While flooding in Australia, a drought in Russia and weak harvests in India and China are the fundamental drivers for this upwards trend, there is little doubt that investors and traders looking to diversify and capitalize on the supply shortages are moving these prices much more significantly and faster. Commodity index investment increased an estimated and whopping $80B dollars last year, bringing total long-only commodity index investment to $350B, according to Barclays. Another $30B of commodity ETF investment is also overwhelmingly long-only, as short commitment in these instruments is normally well under 5% of float.
Financial buying of commodities in indexes and ETF's, with the speed that these instruments operate, overwhelm the futures mechanisms and cause much greater volatility and overall higher prices. We've seen this roller coaster ride play itself out once already in oil, moving from 2005-2008 to $147 a barrel, only to collapse to $32 dollars in March of 2009, before re-initiating its upwards trajectory.
Whether financial investment in commodities can be absorbed by a free market or not, this kind of boom/bust cycle, now playing itself out again in other critical foodstuffs, is intensely destabilizing and threatens the order in brittle governments around the globe.

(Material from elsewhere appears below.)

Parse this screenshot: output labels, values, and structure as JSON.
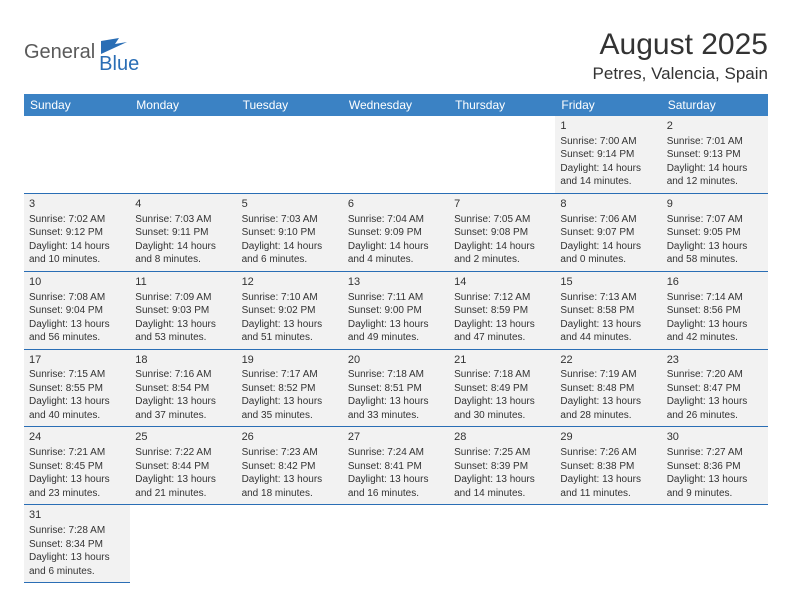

And governments have been forced to play into this struggle. Increased stockpiling of basic commodities has added to the frenzy of price increases: Algeria and Saudi Arabia have doubled their usual stockpile of wheat, Bangladesh and Indonesia have tripled orders for rice.
The mechanism for halting, or even slowing down the massive money flows into financialized commodities is lacking. Small steps on position limits and transparent clearing, mandated under Dodd-Frank legislation, have seen widespread pushback from industry advocates and trading companies. Rules for the energy markets, mandated by Dodd-Frank to be in place and operating today under the Commodity Futures Trading Commission (CFTC), are at least another year away, if they are coming at all. Very little looks to be changing.
And with very little changing, we might have to get used to these street scenes in Egypt and other emerging nations elsewhere, as rage from native populations spills over from the spiking prices of simple food basics.